Clara de BH (Lindo texto de Fabricio Carpinejar)
Clarinha, você morreu dormindo, próxima dos seus 80 anos, com a mão de Deus estendida em sua testa, bandana fria e reconfortante. Estava linda, o corpo diáfano e solar, o rosto leonino, ainda procurando não esquecer os brincos prediletos antes de conhecer o paraíso.
Viajou num suspiro, não num gemido. A leucemia lhe levou em uma semana, mas não levou a sua leveza. Você ria mesmo com o tubo de oxigênio, você colocava adesivos na mesinha mesmo depois de uma sessão de quimioterapia, você transformou o quarto em varanda de amigos. Pedia que passasse numa padaria para trazer salgados para as visitas. Sempre preocupada com as visitas, como toda mineira, preocupada em pôr a mesa da gentileza. Cumprimentava os desesperados pelo sobrenome; os mendigos, pelo nome; os anjos, pelo apelido.

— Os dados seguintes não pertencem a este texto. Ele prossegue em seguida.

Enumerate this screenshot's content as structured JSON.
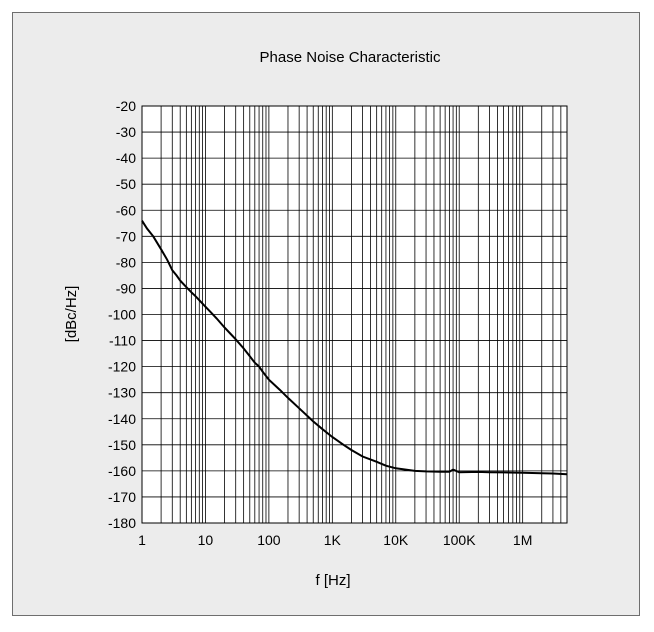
{
  "chart_data": {
    "type": "line",
    "title": "Phase Noise Characteristic",
    "xlabel": "f [Hz]",
    "ylabel": "[dBc/Hz]",
    "x_scale": "log",
    "xlim": [
      1,
      5000000
    ],
    "ylim": [
      -180,
      -20
    ],
    "grid": true,
    "x_ticks": [
      1,
      10,
      100,
      1000,
      10000,
      100000,
      1000000
    ],
    "x_tick_labels": [
      "1",
      "10",
      "100",
      "1K",
      "10K",
      "100K",
      "1M"
    ],
    "y_ticks": [
      -20,
      -30,
      -40,
      -50,
      -60,
      -70,
      -80,
      -90,
      -100,
      -110,
      -120,
      -130,
      -140,
      -150,
      -160,
      -170,
      -180
    ],
    "y_tick_labels": [
      "-20",
      "-30",
      "-40",
      "-50",
      "-60",
      "-70",
      "-80",
      "-90",
      "-100",
      "-110",
      "-120",
      "-130",
      "-140",
      "-150",
      "-160",
      "-170",
      "-180"
    ],
    "colors": {
      "frame_bg": "#ececec",
      "plot_bg": "#ffffff",
      "grid": "#000000",
      "line": "#000000"
    },
    "series": [
      {
        "x": [
          1,
          1.2,
          1.5,
          2,
          2.5,
          3,
          3.5,
          4,
          5,
          6,
          7,
          8,
          10,
          12,
          15,
          20,
          25,
          30,
          40,
          50,
          60,
          70,
          80,
          100,
          150,
          200,
          300,
          500,
          700,
          1000,
          1500,
          2000,
          3000,
          5000,
          7000,
          10000,
          20000,
          30000,
          50000,
          70000,
          80000,
          100000,
          200000,
          300000,
          500000,
          1000000,
          2000000,
          3000000,
          5000000
        ],
        "y": [
          -64,
          -67,
          -70,
          -75,
          -79,
          -83,
          -85,
          -87,
          -89.5,
          -91.5,
          -93,
          -94.5,
          -97,
          -99,
          -101.5,
          -105,
          -107.5,
          -109.5,
          -113,
          -116,
          -118.5,
          -120,
          -122,
          -125,
          -129,
          -132,
          -136,
          -141,
          -144,
          -147,
          -150,
          -152,
          -154.5,
          -156.5,
          -158,
          -159,
          -160,
          -160.2,
          -160.3,
          -160.3,
          -159.5,
          -160.5,
          -160.4,
          -160.5,
          -160.6,
          -160.7,
          -160.9,
          -161,
          -161.3
        ]
      }
    ]
  }
}
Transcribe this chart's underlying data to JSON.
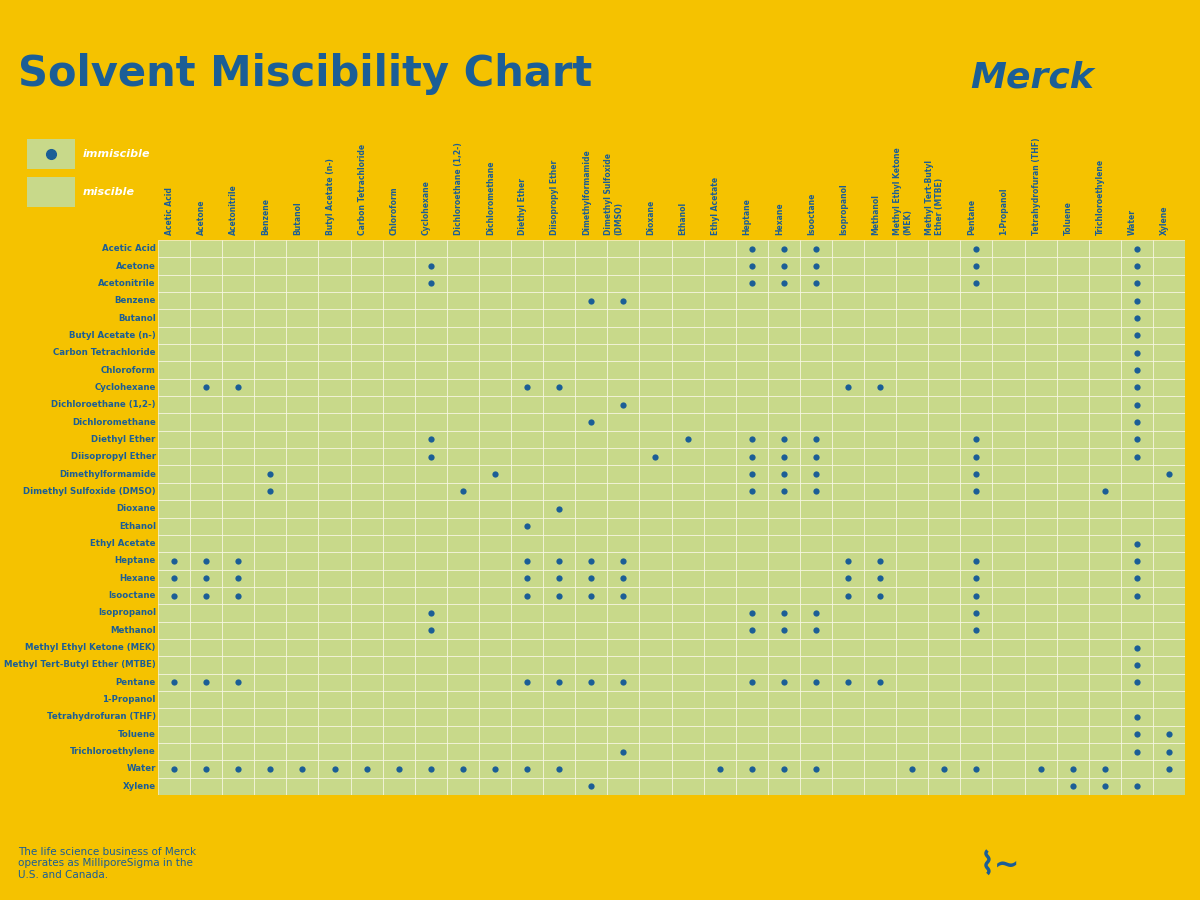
{
  "title": "Solvent Miscibility Chart",
  "bg_color": "#F5C200",
  "chart_bg": "#FFFFFF",
  "cell_color": "#C8D98A",
  "grid_color": "#FFFFFF",
  "dot_color": "#1B5E96",
  "text_color": "#1B5E96",
  "legend_bg": "#1B5E96",
  "solvents_rows": [
    "Acetic Acid",
    "Acetone",
    "Acetonitrile",
    "Benzene",
    "Butanol",
    "Butyl Acetate (n-)",
    "Carbon Tetrachloride",
    "Chloroform",
    "Cyclohexane",
    "Dichloroethane (1,2-)",
    "Dichloromethane",
    "Diethyl Ether",
    "Diisopropyl Ether",
    "Dimethylformamide",
    "Dimethyl Sulfoxide (DMSO)",
    "Dioxane",
    "Ethanol",
    "Ethyl Acetate",
    "Heptane",
    "Hexane",
    "Isooctane",
    "Isopropanol",
    "Methanol",
    "Methyl Ethyl Ketone (MEK)",
    "Methyl Tert-Butyl Ether (MTBE)",
    "Pentane",
    "1-Propanol",
    "Tetrahydrofuran (THF)",
    "Toluene",
    "Trichloroethylene",
    "Water",
    "Xylene"
  ],
  "solvents_cols": [
    "Acetic Acid",
    "Acetone",
    "Acetonitrile",
    "Benzene",
    "Butanol",
    "Butyl Acetate (n-)",
    "Carbon Tetrachloride",
    "Chloroform",
    "Cyclohexane",
    "Dichloroethane (1,2-)",
    "Dichloromethane",
    "Diethyl Ether",
    "Diisopropyl Ether",
    "Dimethylformamide",
    "Dimethyl Sulfoxide\n(DMSO)",
    "Dioxane",
    "Ethanol",
    "Ethyl Acetate",
    "Heptane",
    "Hexane",
    "Isooctane",
    "Isopropanol",
    "Methanol",
    "Methyl Ethyl Ketone\n(MEK)",
    "Methyl Tert-Butyl\nEther (MTBE)",
    "Pentane",
    "1-Propanol",
    "Tetrahydrofuran (THF)",
    "Toluene",
    "Trichloroethylene",
    "Water",
    "Xylene"
  ],
  "immiscible_pairs": [
    [
      0,
      18
    ],
    [
      0,
      19
    ],
    [
      0,
      20
    ],
    [
      0,
      25
    ],
    [
      2,
      8
    ],
    [
      2,
      18
    ],
    [
      2,
      19
    ],
    [
      2,
      20
    ],
    [
      2,
      25
    ],
    [
      3,
      30
    ],
    [
      4,
      30
    ],
    [
      5,
      30
    ],
    [
      6,
      30
    ],
    [
      7,
      30
    ],
    [
      8,
      1
    ],
    [
      8,
      11
    ],
    [
      8,
      12
    ],
    [
      8,
      21
    ],
    [
      8,
      30
    ],
    [
      9,
      30
    ],
    [
      10,
      30
    ],
    [
      11,
      16
    ],
    [
      11,
      30
    ],
    [
      12,
      15
    ],
    [
      12,
      30
    ],
    [
      13,
      3
    ],
    [
      13,
      10
    ],
    [
      13,
      18
    ],
    [
      13,
      19
    ],
    [
      13,
      20
    ],
    [
      13,
      25
    ],
    [
      13,
      31
    ],
    [
      14,
      3
    ],
    [
      14,
      9
    ],
    [
      14,
      18
    ],
    [
      14,
      19
    ],
    [
      14,
      20
    ],
    [
      14,
      25
    ],
    [
      14,
      29
    ],
    [
      17,
      30
    ],
    [
      18,
      1
    ],
    [
      18,
      11
    ],
    [
      18,
      12
    ],
    [
      18,
      21
    ],
    [
      18,
      25
    ],
    [
      19,
      0
    ],
    [
      19,
      1
    ],
    [
      19,
      11
    ],
    [
      19,
      12
    ],
    [
      19,
      21
    ],
    [
      19,
      25
    ],
    [
      20,
      1
    ],
    [
      20,
      11
    ],
    [
      20,
      12
    ],
    [
      20,
      21
    ],
    [
      20,
      25
    ],
    [
      22,
      8
    ],
    [
      22,
      18
    ],
    [
      22,
      19
    ],
    [
      22,
      20
    ],
    [
      22,
      25
    ],
    [
      23,
      30
    ],
    [
      24,
      30
    ],
    [
      25,
      0
    ],
    [
      25,
      1
    ],
    [
      25,
      11
    ],
    [
      25,
      12
    ],
    [
      25,
      21
    ],
    [
      28,
      30
    ],
    [
      30,
      0
    ],
    [
      30,
      1
    ],
    [
      30,
      2
    ],
    [
      30,
      3
    ],
    [
      30,
      4
    ],
    [
      30,
      5
    ],
    [
      30,
      6
    ],
    [
      30,
      7
    ],
    [
      30,
      8
    ],
    [
      30,
      9
    ],
    [
      30,
      10
    ],
    [
      30,
      11
    ],
    [
      30,
      12
    ],
    [
      30,
      17
    ],
    [
      30,
      18
    ],
    [
      30,
      19
    ],
    [
      30,
      20
    ],
    [
      30,
      23
    ],
    [
      30,
      24
    ],
    [
      30,
      25
    ],
    [
      30,
      27
    ],
    [
      30,
      28
    ],
    [
      30,
      29
    ],
    [
      30,
      31
    ],
    [
      31,
      28
    ],
    [
      31,
      29
    ]
  ],
  "footer_text": "The life science business of Merck\noperates as MilliporeSigma in the\nU.S. and Canada.",
  "title_fontsize": 30,
  "row_label_fontsize": 6.2,
  "col_label_fontsize": 5.5,
  "dot_size": 4.5
}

Foi se despedindo de um por um: da filha Beatriz que abaixava a cabeça em seu avental para você mergulhar os dedos finos nos cachos dourados, neste colo imaginário que existe entre mãe e filha desde o ventre, ou do ex-marido que fez massagem em seus pés. Não poderia haver maior cena de amor do que um ex se aproximar do leito de um hospital, recusar a solenidade da doença e massagear os pés da mãe de sua filha antes dela morrer, como agradecimento humilde ao tamanho do que viveram juntos.
Você foi inesquecível dentro da sutileza: a pureza enamorada da fé. Jamais quis receber qualquer coisa para ser catequista. Seu coração era uma capela.